Skinner was proud of his self-management skills, as he considered them a direct application of Behaviourism. And of course, this could be related to other scientific paradigms:

“Freud was unable to stop smoking cigars, up to 25 a day, though smoking must have been obviously related to the heavy ‘‘catarrh’’ he suffered from most of his life, as well as to the protracted cancer of the jaw in his last years . . . an astonishing lack of self-understanding or self-control. Was he not bothered by it, or did much of his theory spring from the need to acknowledge that the habit was ‘‘bigger than he was’’?
(Epstein, 1980, p. 341)

Of course, poking fun a psychoanalysis is a bit like shooting fish in a barrel. A final quote sums up the core of Skinner’s self-management:

“Fred’s most important self-management practice is implied in his writings but is nowhere clearly stated. He always spent a few minutes each day, often scattered throughout the day, searching for and analyzing variables of which his behavior seemed to be a function. It is not enough to live your life, he told me; you also need to analyze it and make changes in it frequently and regularly.” (Epstein, 1997, p. 559)

On reading Epstein’s article, you do not get the impression that this was an ascethic, disciplinarian lifestyle that Skinner imposed on himself. Self-management was a source of joy, a constant pet project that was carried out because it was a positive reinforcer, not a negative one.

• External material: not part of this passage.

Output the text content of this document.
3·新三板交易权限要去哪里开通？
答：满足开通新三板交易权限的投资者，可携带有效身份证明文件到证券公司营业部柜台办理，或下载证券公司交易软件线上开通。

I believe that this kind of constant, critical re-evaluation of your lifestyle is crucial, if you aim to achieve anything beyond the norm. Epstein goes as far as suggesting that this self-management skill was the crucial factor that enabled Skinner to achieve as much as he did. I’m not sure about that, but it’s nevertheless inspiring to see that at the base of it, it may not be just an abstract “genius” quality that separates those who achieve something from those who don’t. There is a method here, and it can be applied to just about anyone.

I will outline my own self-management attempts in a future post.